Oceana has seen evidence revealing that an EU-funded body, the Mediterranean Advisory Council (MedAC), aligned with a portion of the Italian fishing industry to lobby MEPs and postpone the latest European Parliament vote on the Western Mediterranean Multiannual Plan, which could have decided the future of the most overexploited sea in the world. Senior figures within this advisory body, who are required to  remain impartial, orchestrated and disseminated the position of the fishing industry to the Members of the European Parliament, urging them to delay the vote. According to the evidence, this is not the first time that this tactic has been used for Mediterranean negotiations.
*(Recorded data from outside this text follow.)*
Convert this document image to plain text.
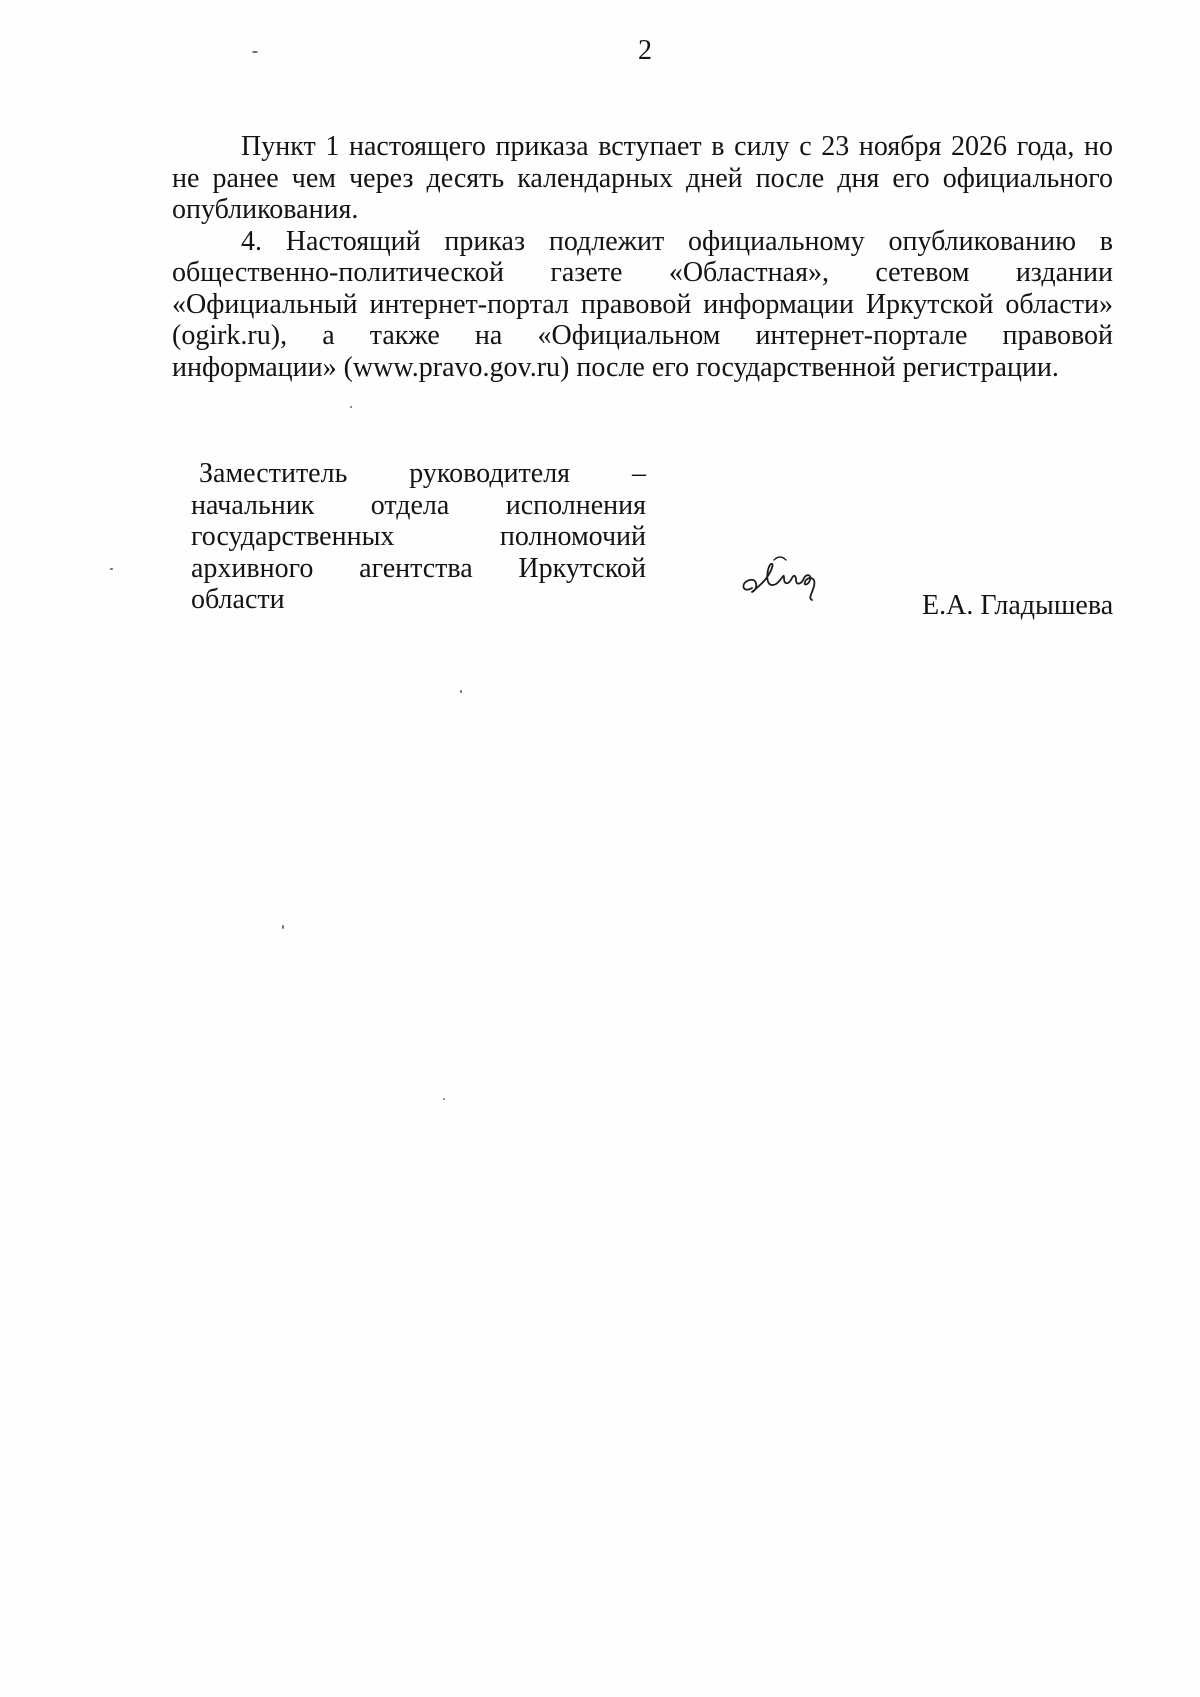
2

Пункт 1 настоящего приказа вступает в силу с 23 ноября 2026 года, но не ранее чем через десять календарных дней после дня его официального опубликования.

4. Настоящий приказ подлежит официальному опубликованию в общественно-политической газете «Областная», сетевом издании «Официальный интернет-портал правовой информации Иркутской области» (ogirk.ru), а также на «Официальном интернет-портале правовой информации» (www.pravo.gov.ru) после его государственной регистрации.

Заместитель руководителя –
начальник отдела исполнения
государственных полномочий
архивного агентства Иркутской
области	Е.А. Гладышева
“The Mediterranean fishing industry has proven that it will do whatever is in its hands and at all costs to stop any attempt to rebuild Mediterranean fisheries, even if it implies using a tax payer-funded Advisory Council to attempt to legitimate its arguments. Oceana, which is a member of various European Commission Advisory Councils, considers that this action clearly violates the principles of impartiality and transparency of Advisory Councils, as established by EU law. We now request a thorough investigation by the European Commission and proportionate measures to restore the damaged credibility of this Advisory Council”, said Lasse Gustavsson, Executive Director for Oceana in Europe

On November 27th, the vote on the Western Mediterranean Plan in the European Parliament Fisheries Committee was postponed at the last minute, following a request by the rapporteur Clara Aguilera (S&D, Spain). This sudden delay appeared to result from strong lobbying action by fishing industry associations from Italy, Spain and France, who powerfully oppose the adoption of the Plan.

The delay could mean that the proposal may not be approved in time before the European elections in May, and could therefore stay in limbo. The Plan is a critical piece of legislation with the potential to reform Mediterranean fisheries, by aligning them with science, safeguarding breeding grounds from destructive activities, and preventing the collapse of highly overfished stocks.

Note to editors:

  • Advisory Councils are stakeholder-led organisations that provide the European Commission and EU Member States with recommendations on fisheries management matters. Established under the Common Fisheries Policy, they must ensure transparency and the respect of all opinions expressed. The chairperson of each Advisory Council must act impartially.
  • The multiannual plan for demersal fisheries in the Western Mediterranean Sea is meant to better implement the Common Fisheries Policy in a regional context.
  • 80% of Mediterranean demersal stocks (those living close to the seabed) are currently overfished, and some severely overfished, like hake and red-mullet, which are exploited at more than ten times above sustainable levels.
  • It is the second time this vote has been postponed in the Fisheries Committee, potentially undermining the finalisation of this file before the end of the legislature.